“It amazes me how easy it is for things to change, how easy it is to start off down the same road you always take and wind up somewhere new. Just one false step, one pause, one detour, and you end up with new friends or a bad reputation or a boyfriend or a breakup. It’s never occurred to me before; I’ve never been able to see it. And it makes me feel, weirdly, like maybe all of these different possibilities exist at the same time, like each moment we live has a thousand other moments layered underneath it that look different.”
To be honest, I didn’t actually think I’d like this book. The plot sounded too predictable (having to do one day over and over again until you get it right) and reading the first chapter made me hate the main character. Sam Kingston, popular, pretty, has the boyfriend everyone wants, wakes up on ‘Cupid Day’ a day when everyone in the school is sent roses and whoever gets the most roses is considered the most popular. She and her clique go through they day as usual, being horrible to those less popular than them, joking about Sam losing her virginity and then going to a party thrown by a Kent, a childhood friend that Sam used to be close with but now ignores. The first time Sam goes through this day she is selfish and mean, not realizing how her actions (and the actions of her best friends) affect those around her.
That night, she dies.
And then she wakes up to the same day, all over again. At first when she realizes this, she becomes even more reckless and heartless. But when she dies again and small things change because of her choices, she begins to change too. She starts to see that even the smallest, harmless seeming choices can have consequences.

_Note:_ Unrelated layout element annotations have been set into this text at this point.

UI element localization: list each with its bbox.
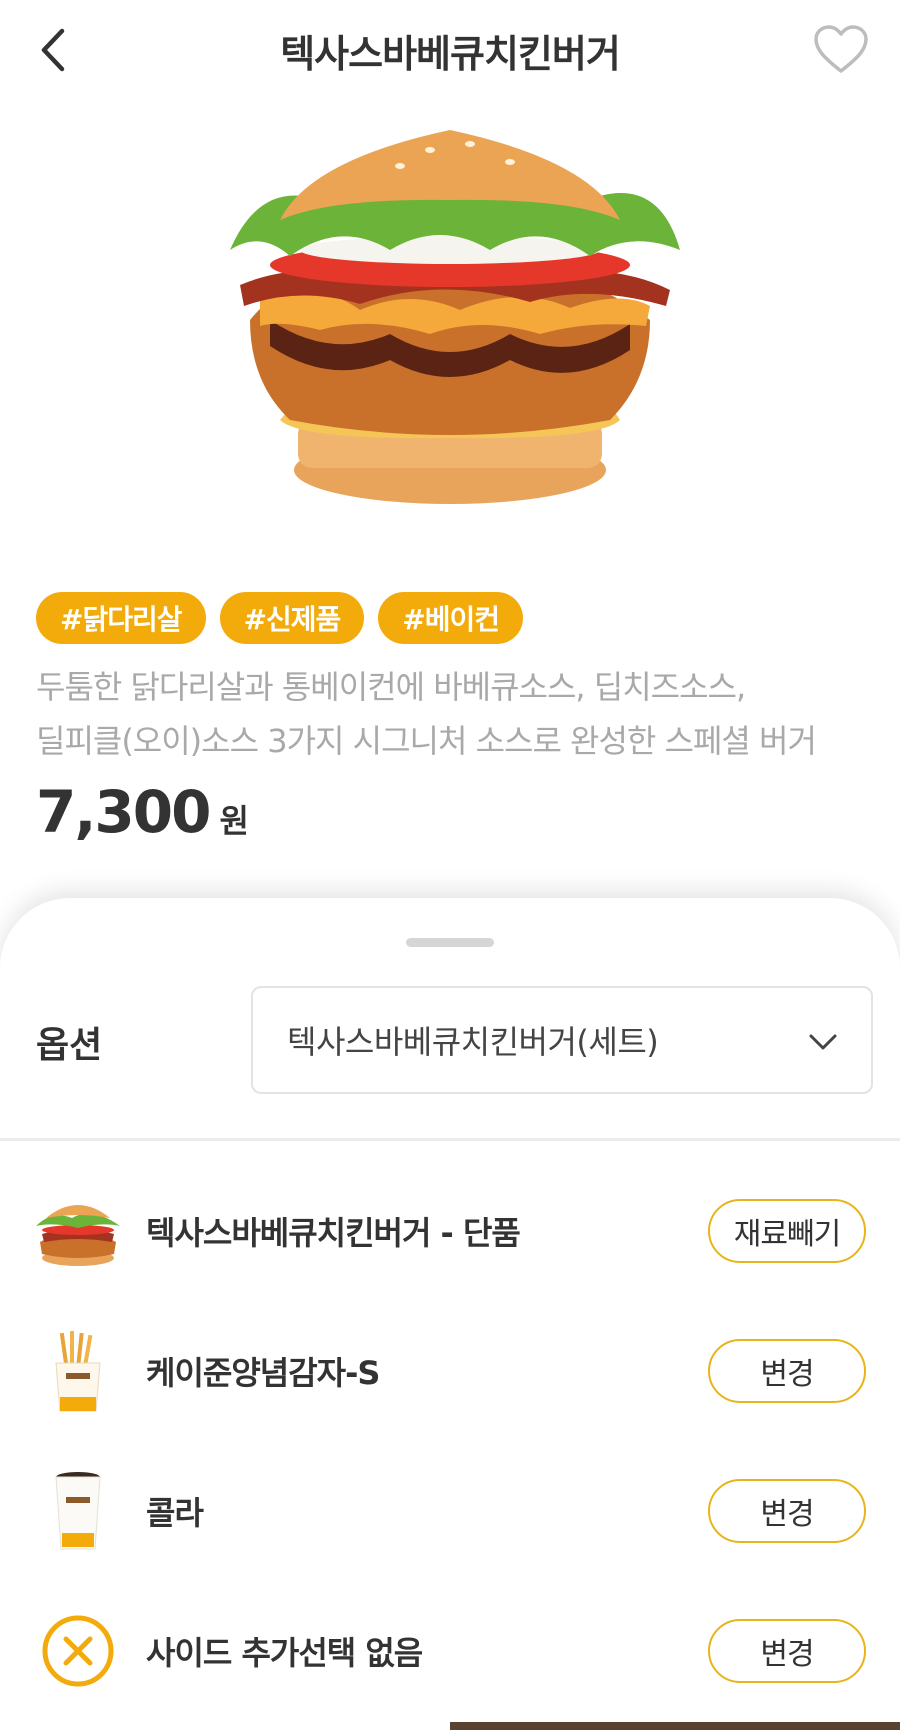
chevron-down-icon xyxy=(809,1034,837,1050)
remove-ingredients-button[interactable]: 재료빼기 xyxy=(708,1199,866,1263)
option-label: 옵션 xyxy=(36,1025,103,1066)
set-item-name: 콜라 xyxy=(146,1494,204,1532)
divider xyxy=(0,1138,900,1141)
change-extra-side-button[interactable]: 변경 xyxy=(708,1619,866,1683)
set-item-extra-side: 사이드 추가선택 없음 변경 xyxy=(0,1601,900,1701)
set-item-name: 텍사스바베큐치킨버거 - 단품 xyxy=(146,1214,521,1252)
change-drink-button[interactable]: 변경 xyxy=(708,1479,866,1543)
set-item-cola: 콜라 변경 xyxy=(0,1461,900,1561)
page-title: 텍사스바베큐치킨버거 xyxy=(280,31,621,76)
fries-thumb-icon xyxy=(30,1323,126,1419)
burger-image xyxy=(230,130,680,504)
bottom-indicator-bar xyxy=(450,1722,900,1730)
tag-chip: #베이컨 xyxy=(378,592,524,644)
back-button[interactable] xyxy=(24,20,84,80)
option-sheet: 옵션 텍사스바베큐치킨버거(세트) 텍사스바베큐치킨버거 - 단품 재료빼기 케… xyxy=(0,898,900,1730)
option-selected-value: 텍사스바베큐치킨버거(세트) xyxy=(287,1023,659,1061)
description-line: 두툼한 닭다리살과 통베이컨에 바베큐소스, 딥치즈소스, xyxy=(36,668,746,706)
close-circle-icon xyxy=(30,1603,126,1699)
price: 7,300 원 xyxy=(36,778,249,846)
tag-chip: #닭다리살 xyxy=(36,592,206,644)
cola-cup-thumb-icon xyxy=(30,1463,126,1559)
set-item-fries: 케이준양념감자-S 변경 xyxy=(0,1321,900,1421)
description-line: 딜피클(오이)소스 3가지 시그니처 소스로 완성한 스페셜 버거 xyxy=(36,722,817,760)
chevron-left-icon xyxy=(41,28,65,72)
burger-thumb-icon xyxy=(30,1183,126,1279)
sheet-drag-handle[interactable] xyxy=(406,938,494,947)
price-value: 7,300 xyxy=(36,778,211,846)
product-description: 두툼한 닭다리살과 통베이컨에 바베큐소스, 딥치즈소스, 딜피클(오이)소스 … xyxy=(36,660,876,768)
change-side-button[interactable]: 변경 xyxy=(708,1339,866,1403)
header: 텍사스바베큐치킨버거 xyxy=(0,0,900,100)
option-select[interactable]: 텍사스바베큐치킨버거(세트) xyxy=(251,986,873,1094)
price-unit: 원 xyxy=(219,802,249,840)
set-item-name: 케이준양념감자-S xyxy=(146,1354,380,1392)
tag-list: #닭다리살 #신제품 #베이컨 xyxy=(36,592,524,644)
heart-icon xyxy=(814,25,868,73)
set-item-burger: 텍사스바베큐치킨버거 - 단품 재료빼기 xyxy=(0,1181,900,1281)
set-item-name: 사이드 추가선택 없음 xyxy=(146,1634,423,1672)
tag-chip: #신제품 xyxy=(219,592,365,644)
favorite-button[interactable] xyxy=(806,20,876,80)
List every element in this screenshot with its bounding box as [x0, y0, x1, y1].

Its a fast paced story, especially after the first chapter which felt a bit slow to me (mostly because I wanted to smack Sam and her friends for being such mindless jerks.) After that, the story captured me and kept me until the end. I did become emotionally invested in Sam’s life. I was rooting for her to turn her life around and change her ending.
What I liked most was that this book isn’t really about happy endings or her ending up with the guy she should have been with all along (although we all do like to see the nice guys get noticed.) Its about Sam, a typical teenager, learning to make better choices and learning to be brave enough to be kind.
‘Before I fall’ ends leaving you feeling that you just witnessed something sad, beautiful and not to be missed.